2. Originally Posted by sehrishqau
let P[{0,1}]be the power set of {0,1}.we say that a functionf from P[{0,1}] to {0,1,2,3,4,5} is increasing function if for any A,B belongs to P[{0,1}] we have f[A] is less than f[b] whenever A is a proper subset of B.How many such increasing functions are injective and how many are not
The domain P[{0,1}] has four elements, $\displaystyle \emptyset,\;\{0\},\;\{1\},\;\{0,1\}$. To save writing, I'll call these a,b,c,d respectively. The order relation of being a proper subset translates to a<b, a<c, b<d, c<d and of course a<d.

To specify an increasing injective function from P[{0,1}] to {0,1,2,3,4,5}, you have to choose four of the six elements in the range space (to form the range of the function).

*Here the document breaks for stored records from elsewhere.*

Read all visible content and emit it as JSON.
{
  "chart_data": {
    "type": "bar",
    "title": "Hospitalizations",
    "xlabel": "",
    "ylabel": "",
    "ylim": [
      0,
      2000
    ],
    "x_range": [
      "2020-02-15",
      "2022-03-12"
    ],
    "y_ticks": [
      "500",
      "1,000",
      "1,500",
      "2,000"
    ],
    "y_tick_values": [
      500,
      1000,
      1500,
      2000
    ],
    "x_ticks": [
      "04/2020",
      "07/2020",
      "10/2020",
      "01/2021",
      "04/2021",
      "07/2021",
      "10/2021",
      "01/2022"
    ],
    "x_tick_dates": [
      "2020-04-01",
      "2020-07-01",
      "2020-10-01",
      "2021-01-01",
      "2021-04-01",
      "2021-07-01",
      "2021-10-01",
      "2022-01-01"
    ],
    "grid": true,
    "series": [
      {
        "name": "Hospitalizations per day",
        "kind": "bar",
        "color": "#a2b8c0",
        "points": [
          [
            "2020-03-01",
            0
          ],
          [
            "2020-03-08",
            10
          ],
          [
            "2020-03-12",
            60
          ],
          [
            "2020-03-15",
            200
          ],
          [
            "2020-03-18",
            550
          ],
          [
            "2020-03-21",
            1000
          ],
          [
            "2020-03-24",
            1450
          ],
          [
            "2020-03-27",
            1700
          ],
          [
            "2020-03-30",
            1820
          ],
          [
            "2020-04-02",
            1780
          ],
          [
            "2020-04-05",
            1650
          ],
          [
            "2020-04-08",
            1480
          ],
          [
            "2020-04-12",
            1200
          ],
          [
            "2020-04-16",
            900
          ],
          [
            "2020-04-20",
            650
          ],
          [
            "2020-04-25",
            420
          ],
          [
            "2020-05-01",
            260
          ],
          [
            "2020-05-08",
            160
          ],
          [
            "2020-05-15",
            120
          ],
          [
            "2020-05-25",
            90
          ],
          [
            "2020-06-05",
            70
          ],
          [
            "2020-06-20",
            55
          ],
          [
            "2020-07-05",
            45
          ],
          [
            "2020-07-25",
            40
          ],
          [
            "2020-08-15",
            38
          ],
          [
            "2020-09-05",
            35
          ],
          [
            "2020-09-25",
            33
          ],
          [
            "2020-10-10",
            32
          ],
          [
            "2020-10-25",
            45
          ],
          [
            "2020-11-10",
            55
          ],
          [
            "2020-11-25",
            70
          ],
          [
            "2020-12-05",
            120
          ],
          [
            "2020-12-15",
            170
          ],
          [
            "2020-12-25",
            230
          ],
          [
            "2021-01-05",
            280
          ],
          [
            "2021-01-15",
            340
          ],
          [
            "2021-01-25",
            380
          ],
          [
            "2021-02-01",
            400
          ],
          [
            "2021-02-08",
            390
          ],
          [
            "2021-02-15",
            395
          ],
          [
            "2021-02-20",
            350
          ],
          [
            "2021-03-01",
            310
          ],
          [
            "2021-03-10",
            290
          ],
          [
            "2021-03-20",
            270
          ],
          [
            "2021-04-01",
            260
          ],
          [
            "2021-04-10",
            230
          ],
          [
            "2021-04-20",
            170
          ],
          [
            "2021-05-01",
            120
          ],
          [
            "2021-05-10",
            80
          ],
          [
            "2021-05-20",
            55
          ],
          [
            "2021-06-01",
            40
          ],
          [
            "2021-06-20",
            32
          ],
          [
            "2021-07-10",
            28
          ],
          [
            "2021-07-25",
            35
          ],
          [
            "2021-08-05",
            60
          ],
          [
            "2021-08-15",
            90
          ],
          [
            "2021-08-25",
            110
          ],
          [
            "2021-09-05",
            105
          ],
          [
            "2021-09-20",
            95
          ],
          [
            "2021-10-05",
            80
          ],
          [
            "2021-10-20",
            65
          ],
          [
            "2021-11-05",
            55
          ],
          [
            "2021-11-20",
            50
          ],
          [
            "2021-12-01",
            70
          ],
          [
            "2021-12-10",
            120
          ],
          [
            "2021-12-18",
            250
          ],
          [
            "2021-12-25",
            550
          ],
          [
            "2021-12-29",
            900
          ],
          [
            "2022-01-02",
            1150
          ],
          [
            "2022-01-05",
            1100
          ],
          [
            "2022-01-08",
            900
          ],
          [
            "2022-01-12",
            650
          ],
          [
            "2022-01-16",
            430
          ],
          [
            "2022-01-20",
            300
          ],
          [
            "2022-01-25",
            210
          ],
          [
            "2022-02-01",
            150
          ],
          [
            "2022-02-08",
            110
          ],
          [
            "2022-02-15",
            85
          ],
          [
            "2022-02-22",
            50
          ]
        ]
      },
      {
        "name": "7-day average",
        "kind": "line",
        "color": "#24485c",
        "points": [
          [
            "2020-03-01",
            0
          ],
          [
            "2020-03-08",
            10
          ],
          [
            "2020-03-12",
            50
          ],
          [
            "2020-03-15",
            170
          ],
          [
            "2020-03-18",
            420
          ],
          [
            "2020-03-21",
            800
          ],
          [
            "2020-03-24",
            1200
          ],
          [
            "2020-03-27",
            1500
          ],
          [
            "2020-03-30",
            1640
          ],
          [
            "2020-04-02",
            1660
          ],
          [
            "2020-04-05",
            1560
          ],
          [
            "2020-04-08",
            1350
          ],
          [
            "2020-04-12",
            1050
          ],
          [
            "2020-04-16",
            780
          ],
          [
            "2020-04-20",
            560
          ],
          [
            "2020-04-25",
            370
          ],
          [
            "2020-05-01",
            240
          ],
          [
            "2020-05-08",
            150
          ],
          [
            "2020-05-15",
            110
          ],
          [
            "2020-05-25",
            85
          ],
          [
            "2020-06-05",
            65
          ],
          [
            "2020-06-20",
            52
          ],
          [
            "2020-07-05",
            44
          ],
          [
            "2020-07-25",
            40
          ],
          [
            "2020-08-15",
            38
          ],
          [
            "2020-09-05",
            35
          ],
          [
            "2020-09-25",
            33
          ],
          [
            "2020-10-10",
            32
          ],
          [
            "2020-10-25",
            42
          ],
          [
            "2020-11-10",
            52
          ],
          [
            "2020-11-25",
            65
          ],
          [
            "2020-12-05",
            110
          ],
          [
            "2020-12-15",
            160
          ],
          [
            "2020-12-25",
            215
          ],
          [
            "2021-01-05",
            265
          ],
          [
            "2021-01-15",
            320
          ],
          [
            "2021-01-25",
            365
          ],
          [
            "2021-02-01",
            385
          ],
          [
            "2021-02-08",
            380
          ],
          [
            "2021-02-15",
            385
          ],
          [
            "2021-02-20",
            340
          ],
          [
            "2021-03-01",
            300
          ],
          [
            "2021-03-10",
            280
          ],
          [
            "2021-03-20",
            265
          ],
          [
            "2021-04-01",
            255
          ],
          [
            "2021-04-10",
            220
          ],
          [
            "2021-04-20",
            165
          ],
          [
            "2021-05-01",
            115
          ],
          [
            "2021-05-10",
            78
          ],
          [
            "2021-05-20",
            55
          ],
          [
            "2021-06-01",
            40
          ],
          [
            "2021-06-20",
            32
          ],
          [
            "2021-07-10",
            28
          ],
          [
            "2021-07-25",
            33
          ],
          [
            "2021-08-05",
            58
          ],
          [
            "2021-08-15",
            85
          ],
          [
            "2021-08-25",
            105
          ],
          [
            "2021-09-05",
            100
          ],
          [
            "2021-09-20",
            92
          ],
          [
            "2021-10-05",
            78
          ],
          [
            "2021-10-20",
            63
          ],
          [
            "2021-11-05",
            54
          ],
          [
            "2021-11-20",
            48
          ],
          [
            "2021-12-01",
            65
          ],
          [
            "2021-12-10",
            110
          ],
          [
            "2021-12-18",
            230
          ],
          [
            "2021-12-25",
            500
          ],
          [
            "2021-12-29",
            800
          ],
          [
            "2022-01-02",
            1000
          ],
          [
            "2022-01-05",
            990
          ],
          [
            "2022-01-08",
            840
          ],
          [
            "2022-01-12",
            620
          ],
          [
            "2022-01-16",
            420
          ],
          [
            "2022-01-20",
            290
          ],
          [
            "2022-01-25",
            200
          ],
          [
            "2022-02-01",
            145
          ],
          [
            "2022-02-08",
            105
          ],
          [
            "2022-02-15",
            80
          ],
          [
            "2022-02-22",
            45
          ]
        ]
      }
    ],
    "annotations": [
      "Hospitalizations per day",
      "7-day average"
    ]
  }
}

The element a must be mapped to the smallest of these four elements, and d must be mapped to the largest. The other two elements, b and c, can be mapped either way to the two remaining elements of the range. That gives a total of $\displaystyle 2{6\choose4}$ possible functions.

To specify an increasing non-injective function from P[{0,1}] to {0,1,2,3,4,5}, you have to choose three of the six elements in the range space (to form the range of the function). The element a must be mapped to the smallest of these four elements, and d must be mapped to the largest. The other two elements, b and c, must both be mapped to the remaining element of the range. That gives a total of $\displaystyle {6\choose3}$ possible functions.